# wall/door trim cut-ins - caulking and tape



## beedoola (May 18, 2015)

working at a place with lath and plaster walls and the seam where the side of the door trim and the walls meet isn't that even. I put a slight amount of caulking in there to even things out - not to build out a curve, I want to keep whatever (or close enough) 90 degree angle was there, but there is little waves and divots. 

I've seen people use caulking and tape on baseboards for clean cut ins, I'm assuming I can do the same thing here, ya? Get my finish coat on the trim, let it dry sufficiently. Use some low/medium adhesive tape - even though it will only be on the trim briefly, I don't want it messing up the finish coat.

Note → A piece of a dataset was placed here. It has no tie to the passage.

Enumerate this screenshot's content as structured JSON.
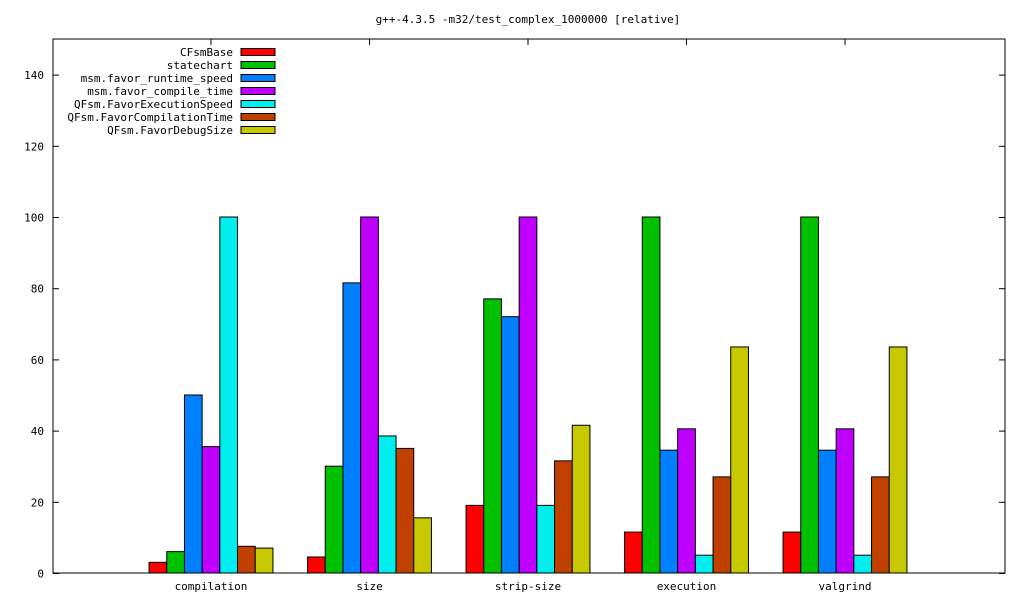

Apply some clear caulking to the masked spot, hit it with the wall color, remove the tape and I should have a clean, straight line, ya? 

Am I missing anything here?


----------



## SemiproJohn (Jul 29, 2013)

beedoola said:


> working at a place with lath and plaster walls and the seam where the side of the door trim and the walls meet isn't that even. I put a slight amount of caulking in there to even things out - not to build out a curve, I want to keep whatever (or close enough) 90 degree angle was there, but there is little waves and divots.
> 
> I've seen people use caulking and tape on baseboards for clean cut ins, I'm assuming I can do the same thing here, ya? Get my finish coat on the trim, let it dry sufficiently. Use some low/medium adhesive tape - even though it will only be on the trim briefly, I don't want it messing up the finish coat.
> 
> ...


You have the right idea. Best-case scenario is to remove the tape before the caulk has time to set up. If you let the caulk dry completely, you run the risk of pulling some of the wall paint and your straight line is no longer straight.

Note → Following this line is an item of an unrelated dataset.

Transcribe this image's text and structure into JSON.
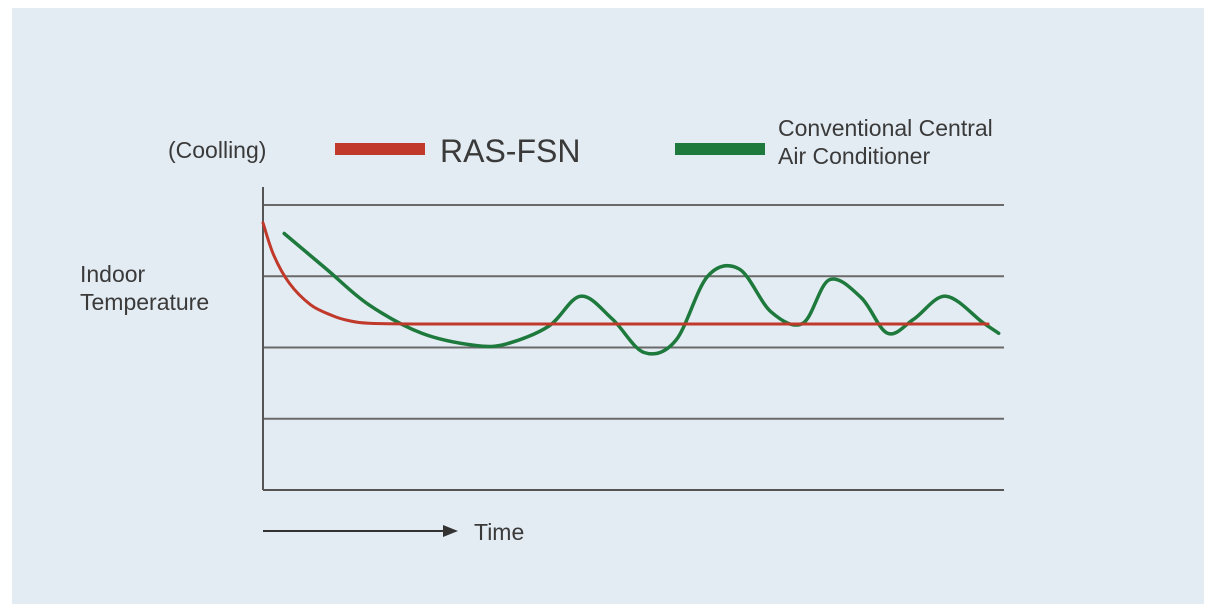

If you use yellow frog tape and seal the edge with a damp rag (or damp rag wrapped around a blade), I think you have as good a chance of achieving your intended results as you do with the caulk method. If you need to cut in twice and have caulked the tape, the caulk will have set before you can remove the tape and you run the risk of pulling the wall paint if don't score the trim/wall border with a knife first. That can work great, but sometimes not so great. Trust me. Applying "just enough" pressure with a utility knife/box cutter takes practice, and you will leave a visible scored line if you get heavy with the pressure.


----------



## beedoola (May 18, 2015)

SemiproJohn said:


> You have the right idea. Best-case scenario is to remove the tape before the caulk has time to set up. If you let the caulk dry completely, you run the risk of pulling some of the wall paint and your straight line is no longer straight.
> 
> If you use yellow frog tape and seal the edge with a damp rag (or damp rag wrapped around a blade), I think you have as good a chance of achieving your intended results as you do with the caulk method. If you need to cut in twice and have caulked the tape, the caulk will have set before you can remove the tape and you run the risk of pulling the wall paint if don't score the trim/wall border with a knife first. That can work great, but sometimes not so great. Trust me. Applying "just enough" pressure with a utility knife/box cutter takes practice, and you will leave a visible scored line if you get heavy with the pressure.


Yeah, I meant to say that I'd just hit the fresh caulk with the paint, make sure it covers (I'm talking about the wall color) and then pull the tape so the caulking is still wet/not set up.


----------